From what collection of objects (or labels?) did we select the one called “0″ , or (respectively) the ones called “0″ and “1″? We seem not only able to construct sets and to count objects, but we also know how to select particular objects (not just any old objects, but particular ones) from some undefined collection of objects. Quite some skills we have here, we people who don’t yet know how to count.  And is the object that is here called “0” a different object with the same label as the one called “0” just three sentences before?   If they are different, how many of these different objects with the same label do we have?  And how can we tell them apart?  And, if they are not different, we must be re-using the same object called “0”.  Can we do this?  When last handled by us (two sentences before), the object called “0” was sitting inside the set {0}.  Can we just up and take it out and plonk it down inside the set {0,1}?  There are lots of deep questions here, questions whose possibly-different answers motivate entire branches of pure mathematics (e.g., linear logic, which deals with formal logics where we have available only a fixed and finite number of each mathematical symbol), which our jellyfish-cum-mathematician is glossing over or ignoring.

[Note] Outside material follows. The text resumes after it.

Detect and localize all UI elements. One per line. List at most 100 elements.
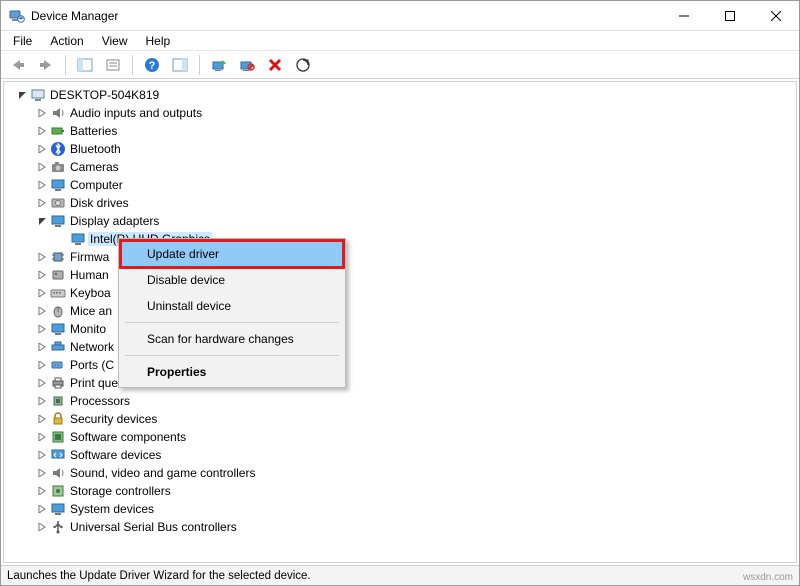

After a few rounds of this, Jelly hits us with:

And so on. This gives you the infinite sequence 0, 1, 2, 3,…

Well, no, actually. We never get an infinite sequence, since we, in this universe, can only ever complete a finite number of such steps in our lifetimes.  This is true even if all humans who ever lived, who are living, and who ever will live were to add their tuppence-worth of steps to the argument.  It’s hard to have confidence in a jellyfish claiming to construct a collection of infinite cardinals who can’t seem to distinguish between a finite and an infinite sequence.  At best (modulo the flaws identified above) we could get a finite, ever-growing sequence of counting numbers, a sequence that can be proven to exceed any pre-determined numerical threshold (thinking of these labels as real numbers for the moment), provided we allow sufficient time for the steps to be undertaken in the order described.  A finite, ever-growing sequence is not ever an infinite sequence; at best, we might call it potentially-infinite.
I think Mr Jelly ought to forget the peano lessons and adopt a cat.   And Norm, a Zimbabwean by birth, could perhaps remember how difficult it is to count objects in chiShona, with its ostentatious plenitude of noun-classes (21 according to Dale), and associated multitudes of counting words; urban Shona children nowadays usually count in English, even when they know little other English.
Reference:
D. Dale [1968]:  Shona Companion. Mambo Press, Gweru, Zimbabwe.  Second edition, 1972.